Jennifer Tamas preaches for her parish. A parish where there are fewer and fewer faithful, at least in the United States, and which is called “French Literature of the 17th and 18th centuries”, of which she is a specialist. For Jennifer Tamas has been challenged, in a way, to justify the very existence of teachings “which American students often see as the legacy of ‘white privilege’, even considering that such literature designed by old/dead white men has absolutely nothing to teach them”. The argument is not new, as we know, and all forms of knowledge stemming from classical culture, in the broadest sense, are today subjected to a ruthless examination of morality and censorship across the Atlantic.
Didn’t Dan-el Padilla Peralta, professor of classics at Princeton, urge to “explode the canon” of Greek and Latin works, accused of legitimizing racism and inequalities over the centuries? Jennifer Tamas, on the other hand, wants to blow nothing but “educate our gaze”, even if some pages contain proposals that may cause controversy – but that’s the game of such books. His argument is both quite simple and extremely effective: the heroines of many classic works (Andromaque, The Princess of Cleves, Dangerous Liaisons, Bérénice, etc.), who have long been considered subordinate to society and the men, are in fact women “of refusal”. It is the reading and reception of these works over the centuries that may have made these characters “victims or submissive prey”. No, the Princess of Cleves is not a frigid woman!

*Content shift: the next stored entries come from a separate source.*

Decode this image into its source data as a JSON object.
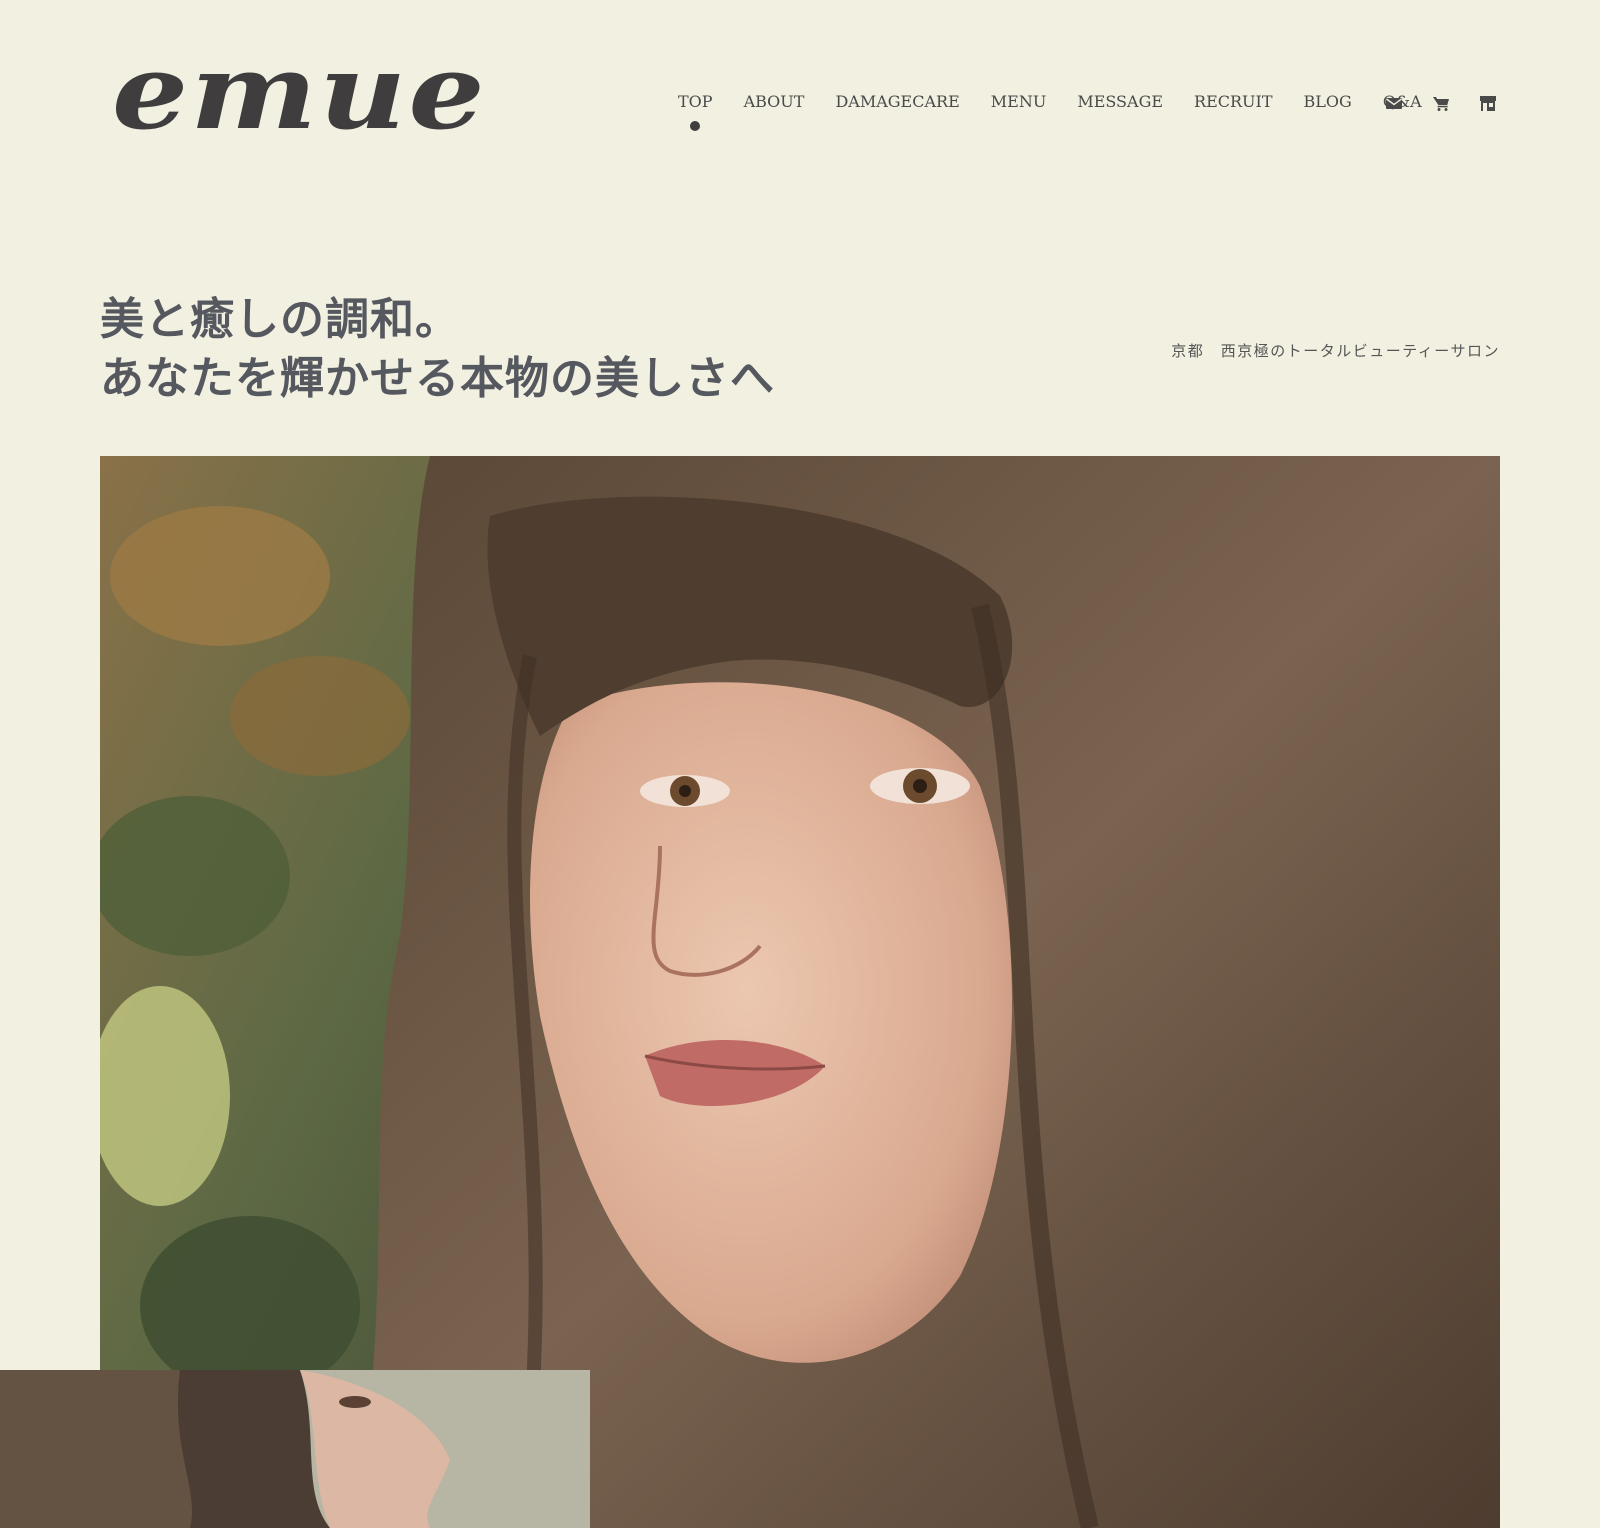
{
  "brand": {
    "logo_text": "emue"
  },
  "nav": {
    "items": [
      {
        "label": "TOP",
        "active": true
      },
      {
        "label": "ABOUT",
        "active": false
      },
      {
        "label": "DAMAGECARE",
        "active": false
      },
      {
        "label": "MENU",
        "active": false
      },
      {
        "label": "MESSAGE",
        "active": false
      },
      {
        "label": "RECRUIT",
        "active": false
      },
      {
        "label": "BLOG",
        "active": false
      },
      {
        "label": "Q&A",
        "active": false
      }
    ],
    "icons": [
      "envelope-icon",
      "cart-icon",
      "store-icon"
    ]
  },
  "hero": {
    "headline_line1": "美と癒しの調和。",
    "headline_line2": "あなたを輝かせる本物の美しさへ",
    "tagline": "京都　西京極のトータルビューティーサロン"
  },
  "colors": {
    "background": "#f2f0e1",
    "text": "#4a4a4a",
    "headline": "#55585e"
  }
}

The paradox, which must be accepted, is that these female voices of refusal are expressed through pages written by men, “because the great writers have always invited to read the texts from the point of view of women”. We can think of the anathemas that struck the Latin poet Ovid in the United States, accused of promoting the same culture of rape through the stories of hunted women that make up his Metamorphoses. The anthropologist Françoise Frontisi-Ducroux nevertheless recalled that “these stories in which women are very often the heroines, often pitiful, sometimes dangerously active and altogether as manipulated by the gods as men are, these stories that women knew so to tell well were heard by the poet Ovid who knew how to admirably make them heard in his turn”. Is Jennifer Tamas saying anything else when she urges us to “listen for the buried rustle of resistance voices”? The demonstration concludes with a distinction between “wokism” and “cancel culture”, which aims to preserve one, not without having (re)defined it beforehand, in order to better condemn the other. This final concession to a “at the same time” may seem a bit lukewarm to those who, on all sides, demand a definitive position in this debate. But it is a strong contribution in favor of the party of nuance, which currently has very few followers.
Not women. Freeing our classics from the male gaze, by Jennifer Tamas (Seuil, 336 p., €23).